BBC One Controller Charlotte Moore said about Whittaker: “Gone is the daffiness and idiosyncrasy of her predecessors in favour of a Doctor with energy, spark and relatability.”
Moore is both right and wrong here. Whittaker’s Doctor isn’t without daftness and idiosyncrasy; she literally sticks a finger up her nose to self-diagnose her post-regeneration status. The new Doctor still has monologues that get her carried away while people around her stare in disbelief, trying to make sense of the sci-fi gobbledygook she’s spouting in rapid-fire. She still has a tendency to talk about the weirdest, most improbable things – like just how a few minutes ago she was a white-haired Scotsman – like it was just a normal everyday occurrence. Just normal Doctor stuff.
The Woman Who Fell To Earth
Jodie Whittaker brings a new sense of relatability to her Doctor. As mentioned earlier, she’s not afraid to be vulnerable. She trusts her new companions almost instantly, letting them decide how and what to do to accomplish certain tasks. She also takes the compassion of Series 10 Peter Capaldi and brings it up a notch. Whereas her predecessors are content to disparage humans for any little-perceived mistake they make, the Thirteenth Doctor is full of empathy. The small act of covering a corpse, to give the person a bit of dignity in death, is a small thing, but important enough for her that she thanks the person who volunteers to do that. She scolds people who use underhanded tactics to gain an advantage.
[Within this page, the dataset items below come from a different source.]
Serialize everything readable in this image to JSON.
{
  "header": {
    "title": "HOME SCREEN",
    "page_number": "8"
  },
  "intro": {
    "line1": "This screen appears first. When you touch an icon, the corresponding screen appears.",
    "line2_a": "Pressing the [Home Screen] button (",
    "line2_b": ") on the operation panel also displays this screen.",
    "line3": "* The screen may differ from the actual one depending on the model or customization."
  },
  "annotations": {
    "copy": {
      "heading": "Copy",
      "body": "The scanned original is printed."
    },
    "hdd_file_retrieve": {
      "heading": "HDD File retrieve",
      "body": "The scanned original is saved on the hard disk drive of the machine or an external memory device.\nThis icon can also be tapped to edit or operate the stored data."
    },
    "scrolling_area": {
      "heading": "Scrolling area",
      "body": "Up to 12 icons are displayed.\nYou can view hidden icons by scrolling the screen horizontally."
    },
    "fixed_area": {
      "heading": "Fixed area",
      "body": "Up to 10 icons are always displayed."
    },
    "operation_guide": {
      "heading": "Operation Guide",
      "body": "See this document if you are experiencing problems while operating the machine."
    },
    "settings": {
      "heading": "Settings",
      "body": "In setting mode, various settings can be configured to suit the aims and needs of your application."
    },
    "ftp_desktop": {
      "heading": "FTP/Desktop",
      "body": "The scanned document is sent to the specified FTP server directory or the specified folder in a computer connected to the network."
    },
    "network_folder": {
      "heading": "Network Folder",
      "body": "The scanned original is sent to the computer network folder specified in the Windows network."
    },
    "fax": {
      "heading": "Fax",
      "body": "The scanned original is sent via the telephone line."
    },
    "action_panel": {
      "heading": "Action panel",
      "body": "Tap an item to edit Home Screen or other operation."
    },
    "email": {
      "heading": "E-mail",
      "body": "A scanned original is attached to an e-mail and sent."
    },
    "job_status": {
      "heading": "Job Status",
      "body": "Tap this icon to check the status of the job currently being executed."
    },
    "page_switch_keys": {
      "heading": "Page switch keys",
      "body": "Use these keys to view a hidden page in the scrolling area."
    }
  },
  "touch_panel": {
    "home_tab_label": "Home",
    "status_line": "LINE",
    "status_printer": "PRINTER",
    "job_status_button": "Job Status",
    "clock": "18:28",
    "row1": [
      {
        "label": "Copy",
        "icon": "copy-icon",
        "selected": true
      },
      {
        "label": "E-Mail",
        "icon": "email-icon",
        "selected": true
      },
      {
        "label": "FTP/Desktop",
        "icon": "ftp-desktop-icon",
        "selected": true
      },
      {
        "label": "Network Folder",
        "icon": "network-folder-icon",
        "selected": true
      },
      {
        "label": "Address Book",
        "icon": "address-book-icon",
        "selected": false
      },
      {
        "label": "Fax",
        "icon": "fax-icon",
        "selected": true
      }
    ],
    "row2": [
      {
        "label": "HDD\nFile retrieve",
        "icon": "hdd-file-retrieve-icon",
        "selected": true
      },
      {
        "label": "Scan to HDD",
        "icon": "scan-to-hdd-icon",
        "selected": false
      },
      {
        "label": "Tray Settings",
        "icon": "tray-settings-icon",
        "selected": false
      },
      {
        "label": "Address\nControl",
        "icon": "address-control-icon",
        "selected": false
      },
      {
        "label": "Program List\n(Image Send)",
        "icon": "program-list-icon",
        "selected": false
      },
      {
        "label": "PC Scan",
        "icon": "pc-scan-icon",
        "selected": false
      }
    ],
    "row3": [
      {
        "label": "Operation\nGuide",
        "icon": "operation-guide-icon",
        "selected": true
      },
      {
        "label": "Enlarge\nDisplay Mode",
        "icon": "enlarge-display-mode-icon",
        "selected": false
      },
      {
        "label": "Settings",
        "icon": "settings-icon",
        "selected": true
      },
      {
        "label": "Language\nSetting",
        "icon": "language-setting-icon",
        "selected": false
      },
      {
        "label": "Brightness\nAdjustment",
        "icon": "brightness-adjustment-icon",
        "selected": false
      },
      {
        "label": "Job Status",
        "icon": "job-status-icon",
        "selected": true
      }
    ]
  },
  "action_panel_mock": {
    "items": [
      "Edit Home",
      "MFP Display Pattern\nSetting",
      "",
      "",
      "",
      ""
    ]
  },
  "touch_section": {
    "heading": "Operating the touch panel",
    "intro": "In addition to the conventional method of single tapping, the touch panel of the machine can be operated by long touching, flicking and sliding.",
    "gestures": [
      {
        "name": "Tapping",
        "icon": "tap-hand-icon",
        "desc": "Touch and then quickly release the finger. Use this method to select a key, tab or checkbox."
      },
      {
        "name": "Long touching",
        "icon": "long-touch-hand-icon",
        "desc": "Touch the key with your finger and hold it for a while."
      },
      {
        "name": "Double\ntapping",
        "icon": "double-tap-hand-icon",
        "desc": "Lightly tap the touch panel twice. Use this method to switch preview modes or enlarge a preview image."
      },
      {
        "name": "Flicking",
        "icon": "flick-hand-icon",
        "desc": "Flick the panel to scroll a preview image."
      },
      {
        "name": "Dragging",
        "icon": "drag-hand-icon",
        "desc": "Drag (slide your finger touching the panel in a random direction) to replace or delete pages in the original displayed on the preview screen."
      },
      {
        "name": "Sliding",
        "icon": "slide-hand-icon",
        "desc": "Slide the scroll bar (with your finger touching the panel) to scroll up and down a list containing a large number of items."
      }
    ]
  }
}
The Thirteenth Doctor also brings with her a resourcefulness never fully explored with her predecessors. She is not afraid to get her hands dirty, digging into various bits of machinery, using small and everyday items to build, say, a sonic screwdriver. We know the Doctor is a tinkerer and inventor. But we’ve never seen the act of inventing in this amount of detail before. Here we see Whittaker relishing carrying around these various pieces of junk to create something wonderful. It’s refreshing, and I hope this becomes one of the defining features of this Doctor moving forward.
The New Doctor Is In
In any episode that introduces a new Doctor, we get to a moment where the personality finally snaps into place. The swordfight with the Sycorax cemented David Tennant’s introduction. Matt Smith revealed himself after stepping out of a montage of the ten Doctors before him, demanding the Atraxi run away as far as they can by virtue of his reputation. And with Peter Capaldi, it was the realization that he’s just an idiot in a box trying to help people, after a season of callousness towards everyone.
Jodie Whittaker’s “I am the Doctor” moment was magnificent. Post-regeneration amnesia hampered the declaration, and as such the moment was delayed and teased to death the entire episode. And when her brain finally snaps into place, she triumphantly declares her Doctor’s mission. She wants to sort fair play throughout the galaxy. She owned it. It was brilliant.
Whittaker’s Thirteenth Doctor declared that “We’re all capable of the most incredible change. We can evolve, whilst still staying true to who we are. We can honour who we’ve been, and choose who we want to be next.” And she absolutely embodies that statement. Things have changed. A lot. But she is still the Doctor, and the more things change, the more they stay the same.
I cannot wait to accompany you on your journey, Thirteen. This is gonna be fun.